Das Weserbergland hat etliches zu bieten für den Wanderer, wobei die Felsen des Hohenstein zu den Klassikern gehören, die man erlebt haben sollte. Alle paar Jahre zieht es uns trotz etlicher alter und neuer Wanderideen wieder hierher. Denselben Weg geht man bekanntlich nie, den gleichen sind wir hier auch noch nie gegangen. Dieses Mal starteten wir also zum ersten Mal vom recht ruhigen Parkplatz am Forsthaus Bensen. Der Ort selbst ist eines der vielen kleinen Dörfer, die am Südrand des Süntel wie an einer Perlenschnur aufgezogen sind. Zum “sagenumwobenen” Höhenzug des Süntel später mehr. Am ehemaligen Forsthaus, am Ende der Bennostraße,  erwarten uns eine Wanderkarte, ein Rastplatz und ein erster netter Ausblick auf den geduldig auf uns wartenden Süntel. Gleich vorweg kann man sagen, dass in diesem Teil des Waldes die Welt noch ein wenig “in Ordnung” ist, weil der Laubwaldanteil sehr hoch und deshalb wenig Kahlschlag vorhanden ist. Das haben wir letztens etwas weiter westlich an der Hohen Egge leider ganz anders erleben müssen. Aber jetzt erstmal los. Wir wandern anfangs barrierefrei durch eine von den umliegenden Bergen eingeschlossene Waldrodung zum Waldrand, wobei wir mehrere ehemalige Steinbrüche passieren, von denen wir aber nichts mitbekommen, wenn wir kein geschultes Auge für solche Lokalitäten haben. Am Waldrand, von dem wir einen netten Rückblick auf die hinter uns liegende Landschaft bekommen, erwartet uns an den Bakeder Eichen ein weiterer Rastplatz. Eine Tafel informiert uns über die von heute aus betrachtete Mühsal, die Menschen früher auf sich nehmen mussten, um sich ihren Lebensunterhalt zu verdienen. Von Bensen und den anderen südlich des Süntel gelegenen Ortschaften begaben sich bis in die 1930er Jahre viele Menschen jeden Tag auf einen fünf bis zehn Kilometer langen Marsch. Es ging zum Steinbruch an der Eulenflucht, zum Kalkwerk nach Kessiehausen oder in die Stuhlfabriken in Bakede. Drei Stunden marschieren, zwölf Stunden malochen, ein Haufen Kinder und nur Butter auf dem Brot – da verdrehe ich innerlich schon immer gerne die Augen, wenn Menschen sich heute aufregen, weil sie mal 15 Minuten auf den Bus warten müssen, keinen Parkplatz finden oder es um 20 Uhr keine frischen Brötchen mehr gibt.

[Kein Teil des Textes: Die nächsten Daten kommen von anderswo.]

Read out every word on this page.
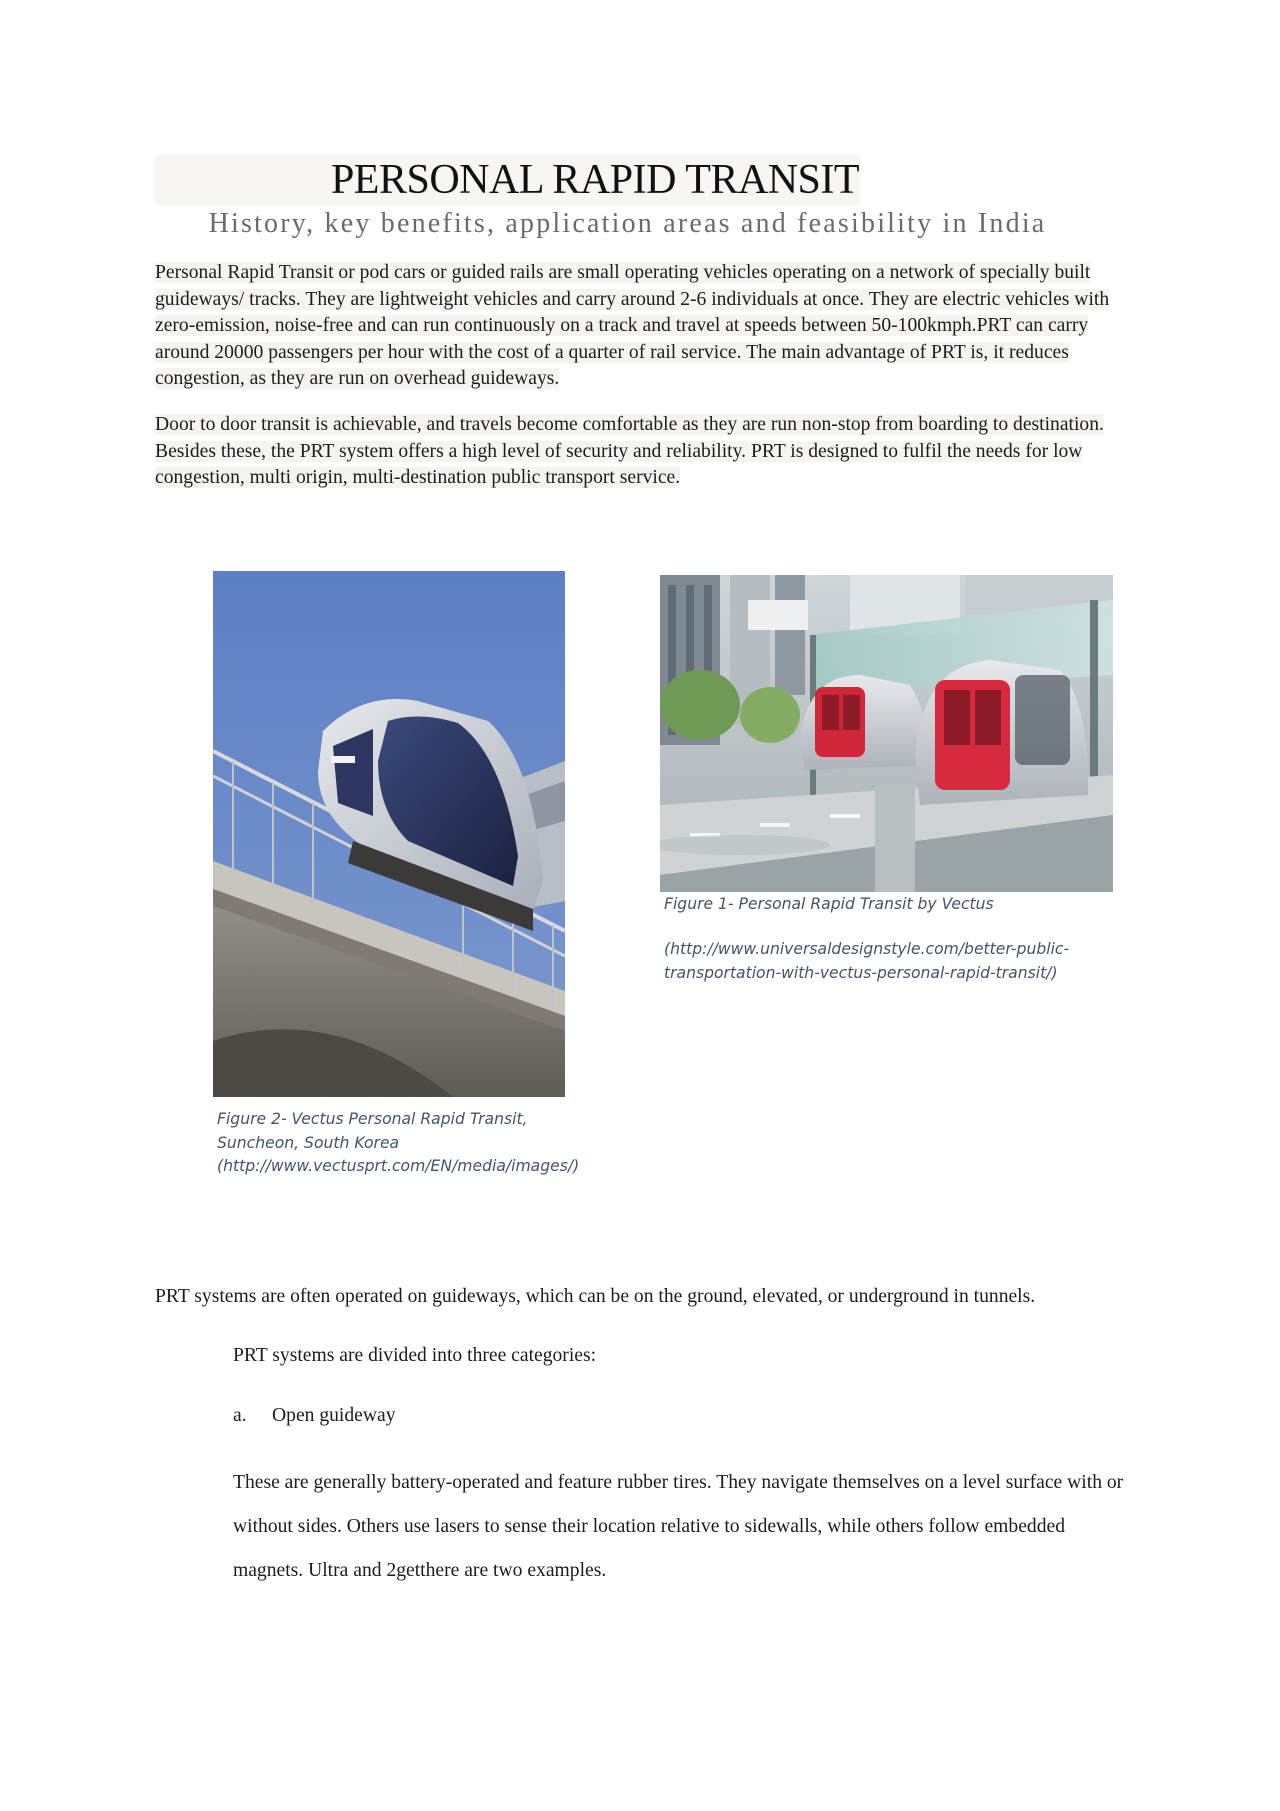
PERSONAL RAPID TRANSIT
History, key benefits, application areas and feasibility in India

Personal Rapid Transit or pod cars or guided rails are small operating vehicles operating on a network of specially built guideways/ tracks. They are lightweight vehicles and carry around 2-6 individuals at once. They are electric vehicles with zero-emission, noise-free and can run continuously on a track and travel at speeds between 50-100kmph.PRT can carry around 20000 passengers per hour with the cost of a quarter of rail service. The main advantage of PRT is, it reduces congestion, as they are run on overhead guideways.

Door to door transit is achievable, and travels become comfortable as they are run non-stop from boarding to destination. Besides these, the PRT system offers a high level of security and reliability. PRT is designed to fulfil the needs for low congestion, multi origin, multi-destination public transport service.

Figure 1- Personal Rapid Transit by Vectus

(http://www.universaldesignstyle.com/better-public-transportation-with-vectus-personal-rapid-transit/)

Figure 2- Vectus Personal Rapid Transit, Suncheon, South Korea (http://www.vectusprt.com/EN/media/images/)

PRT systems are often operated on guideways, which can be on the ground, elevated, or underground in tunnels.

PRT systems are divided into three categories:

a. Open guideway

These are generally battery-operated and feature rubber tires. They navigate themselves on a level surface with or without sides. Others use lasers to sense their location relative to sidewalls, while others follow embedded magnets. Ultra and 2getthere are two examples.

Ich als Mensch ohne Fahrerlaubnis habe selbst teilweise historische Verhältnisse erlebt. In der Ausbildung musste ich jeden Tag ungefähr fünf bis zehn Kilometer zu Fuß zurücklegen, um an meinen Arbeitsplatz zu gelangen. In den 2000er Jahren war ich dann jeden Tag knapp dreizehn Stunden unterwegs beziehungsweise habe zwei Jahre am Arbeitsort ein Zimmer gehabt und bin jeden Tag mehrfach hin- und hergefahren. Selbst diese heutzutage für viele unvorstellbare Mühsal wäre vor 100 Jahren wohl ein Zuckerschlecken für einen Arbeiter gewesen. Der “Arbeitsweg”, dem wir jetzt folgen, führt uns an einem alten Steinbruch vorbei zum Kammweg des Süntel. Hier erwarten uns diverse Wanderwege, unter anderem der Weserwanderweg oder Weserbergland-Weg, wie er hochoffiziell heißt. Bis hinter die Klippen des Hohenstein führt uns der insgesamt 225 Kilometer lange Weg, der sich von Hannoversch Münden bis zur Porta Westfalica erstreckt. Schmal ist er hier noch nicht, aber durch erfrischend schönen Wald geleitet er uns. Das wird noch besser, wenn wir kurz darauf das Naturschutzgebiet Hohenstein erreichen, das wir dann erst am Parkplatz Blutbachtal wieder verlassen. Ab dem Renate-Ricke-Stein, der an ein 1956 hier verunglücktes Mädchen gemahnt, wird es dann richtig urig und wir gehen immer in Sichtweite der hier steil abfallenden Hänge des Süntel. Knorrige Buchen, aber auch Eichen und Eiben säumen die Wege, selbst die seltene Elsbeere ist in diesen Wäldern punktuell zu finden. So geht es beschwingt weiter, während sich zur Linken bereits die ersten Ausblicke ins umliegende Weserbergland erhaschen lassen.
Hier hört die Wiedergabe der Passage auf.